Effects of dietary n-3 fatty acid supplementation versus thromboxane synthetase inhibition on gentamicin-induced nephrotoxicosis in healthy male dogs

Objective-To evaluate the protective effects of dietary n-3 fatty acid supplementation versus treatment with a thromboxane synthetase inhibitor (TXSI) in dogs given high-dose gentamicin. Design-Clinicopathologic and renal histopathologic changes induced by gentamicin (10 mg/kg of body weight, IM, q 8 h, for 8 days) were compared in dogs fed an n-3 fatty acid-supplemented diet containing a fatty acid ratio of 5.7:1 (n-6:n-3), dogs treated with CGS 12970 (a specific TXSI given al 30 mg/kg, PO, q 8 h, beginning 2 days prior to gentamicin administration); and control dogs. The TXSI-treated and control dogs were fed a diet with a fatty acid ratio of 51.5:1 (n-6:n-3). Both diets were fed beginning 42 days prior to and during the 8-day course of gentamicin administration. Animals-Eighteen 6-month-old male Beagles, 6 in each group. Results-After 8 days of gentamicin administration, differences existed among groups.
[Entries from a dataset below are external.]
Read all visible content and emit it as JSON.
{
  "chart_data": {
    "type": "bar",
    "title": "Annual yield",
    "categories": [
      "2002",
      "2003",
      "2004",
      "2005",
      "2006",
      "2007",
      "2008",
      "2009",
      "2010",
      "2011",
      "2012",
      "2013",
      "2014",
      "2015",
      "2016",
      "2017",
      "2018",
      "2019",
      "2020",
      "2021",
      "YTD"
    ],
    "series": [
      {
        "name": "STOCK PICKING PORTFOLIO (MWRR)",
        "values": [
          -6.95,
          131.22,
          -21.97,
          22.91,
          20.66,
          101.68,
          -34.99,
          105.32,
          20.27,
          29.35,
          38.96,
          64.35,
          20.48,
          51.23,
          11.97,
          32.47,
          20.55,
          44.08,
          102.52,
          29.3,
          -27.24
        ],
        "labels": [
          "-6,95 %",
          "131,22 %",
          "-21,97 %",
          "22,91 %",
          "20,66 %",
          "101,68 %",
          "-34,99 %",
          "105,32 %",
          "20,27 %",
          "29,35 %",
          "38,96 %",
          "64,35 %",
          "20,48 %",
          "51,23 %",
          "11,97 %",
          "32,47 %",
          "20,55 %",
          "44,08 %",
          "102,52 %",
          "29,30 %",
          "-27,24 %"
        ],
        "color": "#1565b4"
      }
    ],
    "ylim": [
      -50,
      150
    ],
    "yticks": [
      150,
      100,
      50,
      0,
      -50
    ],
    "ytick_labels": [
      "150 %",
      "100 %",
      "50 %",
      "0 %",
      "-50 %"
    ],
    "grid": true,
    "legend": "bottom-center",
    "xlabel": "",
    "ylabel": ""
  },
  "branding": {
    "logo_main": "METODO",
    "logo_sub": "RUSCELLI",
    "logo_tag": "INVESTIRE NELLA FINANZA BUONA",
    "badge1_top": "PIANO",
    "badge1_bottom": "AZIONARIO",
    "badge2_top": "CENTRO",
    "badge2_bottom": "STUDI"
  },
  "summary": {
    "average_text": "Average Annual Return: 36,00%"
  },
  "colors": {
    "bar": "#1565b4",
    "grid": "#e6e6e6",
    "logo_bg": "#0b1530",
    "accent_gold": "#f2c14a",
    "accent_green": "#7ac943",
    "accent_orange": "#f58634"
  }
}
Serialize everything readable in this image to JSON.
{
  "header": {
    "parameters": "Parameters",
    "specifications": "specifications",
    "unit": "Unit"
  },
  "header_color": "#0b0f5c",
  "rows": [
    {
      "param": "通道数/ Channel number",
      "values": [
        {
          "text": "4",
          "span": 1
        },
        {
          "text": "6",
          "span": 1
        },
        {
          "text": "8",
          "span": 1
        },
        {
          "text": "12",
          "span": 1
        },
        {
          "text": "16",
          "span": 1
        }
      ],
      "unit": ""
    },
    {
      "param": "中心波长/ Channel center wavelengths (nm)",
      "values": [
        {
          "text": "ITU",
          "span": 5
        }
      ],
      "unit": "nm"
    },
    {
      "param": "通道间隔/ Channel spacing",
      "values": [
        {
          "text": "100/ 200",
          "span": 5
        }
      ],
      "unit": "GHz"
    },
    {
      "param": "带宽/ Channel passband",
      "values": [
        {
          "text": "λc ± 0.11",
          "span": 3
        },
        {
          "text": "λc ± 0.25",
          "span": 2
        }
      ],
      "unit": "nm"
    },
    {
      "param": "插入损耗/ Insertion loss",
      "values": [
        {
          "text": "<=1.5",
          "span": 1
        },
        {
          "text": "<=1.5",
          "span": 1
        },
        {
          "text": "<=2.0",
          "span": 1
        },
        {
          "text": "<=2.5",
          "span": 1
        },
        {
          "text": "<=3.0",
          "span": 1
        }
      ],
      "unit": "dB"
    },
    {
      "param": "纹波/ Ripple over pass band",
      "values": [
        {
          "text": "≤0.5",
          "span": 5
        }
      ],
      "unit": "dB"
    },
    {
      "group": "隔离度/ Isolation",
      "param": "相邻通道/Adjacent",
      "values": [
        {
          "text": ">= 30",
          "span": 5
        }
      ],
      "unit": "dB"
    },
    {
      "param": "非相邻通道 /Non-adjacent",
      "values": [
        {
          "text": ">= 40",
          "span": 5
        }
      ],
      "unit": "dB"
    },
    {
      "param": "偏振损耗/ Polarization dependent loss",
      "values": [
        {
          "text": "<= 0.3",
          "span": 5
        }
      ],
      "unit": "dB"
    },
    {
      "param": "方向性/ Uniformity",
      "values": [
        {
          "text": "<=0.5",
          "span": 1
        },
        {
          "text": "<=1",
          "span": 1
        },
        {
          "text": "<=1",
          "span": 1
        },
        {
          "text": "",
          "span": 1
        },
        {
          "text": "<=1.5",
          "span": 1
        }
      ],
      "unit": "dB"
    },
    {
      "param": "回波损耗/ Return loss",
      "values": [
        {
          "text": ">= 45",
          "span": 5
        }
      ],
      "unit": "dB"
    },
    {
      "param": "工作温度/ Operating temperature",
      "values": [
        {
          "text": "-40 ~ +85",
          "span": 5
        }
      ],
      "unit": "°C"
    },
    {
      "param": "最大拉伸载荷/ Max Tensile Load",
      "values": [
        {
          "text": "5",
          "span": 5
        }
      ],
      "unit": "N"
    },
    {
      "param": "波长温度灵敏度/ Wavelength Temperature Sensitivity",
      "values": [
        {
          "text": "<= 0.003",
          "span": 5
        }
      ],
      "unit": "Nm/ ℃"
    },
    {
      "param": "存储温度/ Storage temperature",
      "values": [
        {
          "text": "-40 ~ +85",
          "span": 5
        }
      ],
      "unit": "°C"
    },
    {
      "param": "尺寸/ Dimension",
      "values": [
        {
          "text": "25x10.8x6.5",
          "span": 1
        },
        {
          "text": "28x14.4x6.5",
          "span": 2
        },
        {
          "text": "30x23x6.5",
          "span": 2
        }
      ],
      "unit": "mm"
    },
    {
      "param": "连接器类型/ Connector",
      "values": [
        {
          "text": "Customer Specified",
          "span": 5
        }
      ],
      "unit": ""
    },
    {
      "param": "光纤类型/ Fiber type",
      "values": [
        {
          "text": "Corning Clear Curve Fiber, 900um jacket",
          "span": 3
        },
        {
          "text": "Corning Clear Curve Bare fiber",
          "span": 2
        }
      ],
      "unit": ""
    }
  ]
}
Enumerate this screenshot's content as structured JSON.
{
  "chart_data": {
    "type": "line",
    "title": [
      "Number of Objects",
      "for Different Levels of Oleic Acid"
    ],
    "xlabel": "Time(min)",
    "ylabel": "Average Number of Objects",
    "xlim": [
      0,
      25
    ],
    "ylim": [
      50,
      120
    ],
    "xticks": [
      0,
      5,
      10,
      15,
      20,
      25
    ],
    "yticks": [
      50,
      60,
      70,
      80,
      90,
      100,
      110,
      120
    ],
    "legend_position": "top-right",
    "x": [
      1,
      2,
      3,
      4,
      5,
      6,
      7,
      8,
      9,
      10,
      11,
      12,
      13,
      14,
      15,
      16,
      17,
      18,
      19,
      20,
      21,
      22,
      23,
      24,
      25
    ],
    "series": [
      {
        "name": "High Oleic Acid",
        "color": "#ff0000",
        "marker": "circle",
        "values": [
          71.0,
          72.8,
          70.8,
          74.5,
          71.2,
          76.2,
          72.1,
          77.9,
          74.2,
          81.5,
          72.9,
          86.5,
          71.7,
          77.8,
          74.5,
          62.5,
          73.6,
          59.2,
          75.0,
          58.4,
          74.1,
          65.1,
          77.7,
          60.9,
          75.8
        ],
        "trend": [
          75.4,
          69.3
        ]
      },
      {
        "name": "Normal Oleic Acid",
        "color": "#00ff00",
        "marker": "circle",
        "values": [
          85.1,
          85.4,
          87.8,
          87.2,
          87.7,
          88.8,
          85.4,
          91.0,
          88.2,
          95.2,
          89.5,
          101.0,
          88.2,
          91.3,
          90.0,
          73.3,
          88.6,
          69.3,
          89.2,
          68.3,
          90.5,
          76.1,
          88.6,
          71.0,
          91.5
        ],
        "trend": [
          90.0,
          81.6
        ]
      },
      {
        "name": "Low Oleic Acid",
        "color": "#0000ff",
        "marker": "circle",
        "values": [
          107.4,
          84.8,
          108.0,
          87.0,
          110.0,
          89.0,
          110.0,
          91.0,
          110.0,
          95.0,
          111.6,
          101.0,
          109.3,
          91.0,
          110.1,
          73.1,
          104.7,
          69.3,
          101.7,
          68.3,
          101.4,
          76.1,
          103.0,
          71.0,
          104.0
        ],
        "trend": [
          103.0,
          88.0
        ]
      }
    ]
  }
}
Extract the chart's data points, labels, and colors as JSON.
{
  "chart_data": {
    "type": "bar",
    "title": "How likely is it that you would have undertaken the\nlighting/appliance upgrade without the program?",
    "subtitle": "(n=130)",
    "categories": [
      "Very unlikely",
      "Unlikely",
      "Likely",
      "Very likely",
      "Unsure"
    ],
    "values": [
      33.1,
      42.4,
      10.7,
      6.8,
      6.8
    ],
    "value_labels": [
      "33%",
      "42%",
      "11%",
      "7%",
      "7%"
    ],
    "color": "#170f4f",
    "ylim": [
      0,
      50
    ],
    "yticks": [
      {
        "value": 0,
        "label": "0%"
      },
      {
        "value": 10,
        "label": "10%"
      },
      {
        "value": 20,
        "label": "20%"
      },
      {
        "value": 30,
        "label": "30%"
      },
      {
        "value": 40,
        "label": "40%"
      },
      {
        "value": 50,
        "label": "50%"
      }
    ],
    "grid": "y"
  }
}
Compared with n-3-supplemented and control dogs, TXSI-treated dogs had higher creatinine clearance. Both TXSI-treated and n-3-supplemented dogs had higher urinary prostaglandin E(2) and E(3) (PGE(2/3)) and 6-keto prostaglandin F-1 alpha (PGF(1 alpha)) excretion, compared with control dogs. Urinary thromboxane B-2 (TXB(2)) excretion was higher in n-3-supplemented and control dogs, compared with TXSI-treated dogs. Urine PGE(2/3)-to-TXB(1) and PGF(1 alpha)-to-TXB(2) ratios were increased in TXSI-treated dogs, compared with n-3-supplemented and control dogs, and these ratios were increased in n-3-supplemented dogs, compared with control dogs. In addition, TXSI-treated and n-3-supplemented dogs had lower urinary protein excretion, compared with control dogs. Proximal tubular necrosis was less severe in TXSI-treated dogs, compared with control dogs. Conclusion-Treatment with CGS 12970 prior to and during gentamicin administration prevented increases in urinary TXB(2) excretion and reduced nephrotoxicosis.